Seddiki : Le problème de la Loi de Finances est inédit et n'a pas été prévu dans le calcul de l'agenda fixé pour les élections. Le gouvernement a préparé le projet de loi et la balle est dans le camp du Parlement. Or, logiquement, le Parlement actuel n'est pas en mesure de se pencher sur le projet de Loi de Finances. En effet, à moins d'un mois des élections, la plupart des parlementaires étant en campagne, la discussion de cette loi sera reportée après les élections.
Le scénario que je préconise est le suivant : le Roi va désigner, le 26 novembre, un chef du gouvernement. La nouvelle Constitution ne précise pas de délai de formation du gouvernement, mais, dans le meilleur des cas les tractations vont demander un mois. On sera déjà fin décembre. Le gouvernement devra ensuite préparer sa déclaration pour avoir l'investiture. Si l'investiture est votée par le Parlement, le gouvernement adopte l'actuel projet de Loi de Finances ou la considère comme non conforme à sa déclaration; auquel cas, il devra préparer une Loi de Finances rectificative. Entre temps, la Constitution donne au gouvernement les moyens juridiques pour expédier les affaires courantes sur la base de l'article 75. Tout cela devrait prendre un mois. Donc, il faut espérer avoir la Loi de Finances 2012 fin janvier. A mon sens, c'est le scénario le plus plausible.
Et puis, il faut également s'occuper au plus vite de la loi organique des Finances.
Lutte contre la précarité
Seddiki : Quand on a un million de foyers qui vivent dans la précarité, 70% habitant en milieu rural, dont une bonne partie est gérée par des femmes sans ressources, qui plus est chefs de ménage; quand on a 400.000 enfants qui abandonnent l'école; quand les enfants de la rue se comptent par centaines de milliers et que les mendiants sont estimés entre 200.000 et 500.000 personnes; quand on a 66% des salariés qui sont des travailleurs précaires; quand le SMAG est à peine de 60 DH par jour; quand on a un million et demi de personnes handicapées …, on ne peut pas ne pas avoir un plan audacieux inclusif pour intégrer ces personnes-là dans la vie nationale.

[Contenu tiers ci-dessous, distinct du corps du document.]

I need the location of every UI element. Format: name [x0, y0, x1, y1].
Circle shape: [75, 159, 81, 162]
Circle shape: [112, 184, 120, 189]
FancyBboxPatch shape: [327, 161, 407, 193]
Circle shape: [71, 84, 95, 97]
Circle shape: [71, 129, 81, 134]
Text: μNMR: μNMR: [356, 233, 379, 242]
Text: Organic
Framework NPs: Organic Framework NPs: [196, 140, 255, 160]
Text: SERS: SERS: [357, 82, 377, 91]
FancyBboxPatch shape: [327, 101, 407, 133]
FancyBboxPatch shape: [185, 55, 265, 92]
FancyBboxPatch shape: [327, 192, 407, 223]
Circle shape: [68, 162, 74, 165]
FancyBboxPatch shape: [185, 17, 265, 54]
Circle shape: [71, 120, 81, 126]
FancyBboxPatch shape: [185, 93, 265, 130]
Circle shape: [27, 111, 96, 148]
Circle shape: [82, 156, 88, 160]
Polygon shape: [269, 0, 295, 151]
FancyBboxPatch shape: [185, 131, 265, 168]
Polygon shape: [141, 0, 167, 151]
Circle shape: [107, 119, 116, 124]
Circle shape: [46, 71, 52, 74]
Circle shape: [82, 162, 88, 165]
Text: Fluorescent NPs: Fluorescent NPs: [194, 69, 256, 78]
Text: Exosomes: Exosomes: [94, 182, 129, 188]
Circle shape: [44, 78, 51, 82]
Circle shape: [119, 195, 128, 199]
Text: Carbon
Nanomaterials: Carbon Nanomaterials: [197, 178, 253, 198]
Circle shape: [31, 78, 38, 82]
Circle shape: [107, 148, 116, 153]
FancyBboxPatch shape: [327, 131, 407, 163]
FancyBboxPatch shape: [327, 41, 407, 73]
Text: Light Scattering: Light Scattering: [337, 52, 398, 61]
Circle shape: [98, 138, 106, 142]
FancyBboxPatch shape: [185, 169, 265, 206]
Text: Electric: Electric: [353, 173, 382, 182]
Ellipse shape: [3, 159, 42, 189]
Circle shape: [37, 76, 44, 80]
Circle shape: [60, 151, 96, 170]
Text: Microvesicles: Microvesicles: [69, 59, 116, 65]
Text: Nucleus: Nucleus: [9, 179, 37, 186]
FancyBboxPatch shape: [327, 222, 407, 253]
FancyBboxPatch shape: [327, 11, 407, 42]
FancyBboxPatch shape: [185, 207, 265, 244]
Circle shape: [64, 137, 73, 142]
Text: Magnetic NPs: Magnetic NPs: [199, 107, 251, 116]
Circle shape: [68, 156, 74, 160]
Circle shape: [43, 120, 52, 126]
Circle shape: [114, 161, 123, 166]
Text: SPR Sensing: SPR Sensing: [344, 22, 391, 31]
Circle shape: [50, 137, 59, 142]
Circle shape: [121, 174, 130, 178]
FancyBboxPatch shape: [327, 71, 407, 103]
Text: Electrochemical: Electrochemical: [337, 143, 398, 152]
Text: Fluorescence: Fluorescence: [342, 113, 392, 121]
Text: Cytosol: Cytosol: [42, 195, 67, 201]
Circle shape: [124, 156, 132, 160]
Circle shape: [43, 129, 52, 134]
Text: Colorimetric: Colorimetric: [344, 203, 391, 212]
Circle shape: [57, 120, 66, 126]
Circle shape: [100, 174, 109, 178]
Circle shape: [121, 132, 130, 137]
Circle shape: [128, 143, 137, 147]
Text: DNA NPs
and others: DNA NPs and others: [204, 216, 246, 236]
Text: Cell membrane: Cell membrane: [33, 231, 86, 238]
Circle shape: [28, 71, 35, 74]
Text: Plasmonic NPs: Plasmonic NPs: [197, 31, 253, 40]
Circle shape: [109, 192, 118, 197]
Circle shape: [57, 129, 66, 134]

Il ne s'agit pas de distribuer des revenus à tort et à travers, mais il faut un revenu de dignité pour que les gens assurent leur subsistance. Donc, on propose un revenu de 1.000 DH pour ces foyers en précarité, par exemple. Il s'agit d'une aide ciblée. Quitte à critiquer le système libéral, la croissance crée des phénomènes d'exclusion et de pauvreté.
Il faut mettre en place des politiques sociales pour corriger les dommages collatéraux de la croissance, et il faut des pendants régionaux à ces politiques.
Concernant la classe moyenne et afin de préserver son pouvoir d'achat, l'accent doit être mis sur l'accès au logement. Si l'Etat fait un effort à ce niveau-là, il soulagera énormément la classe moyenne.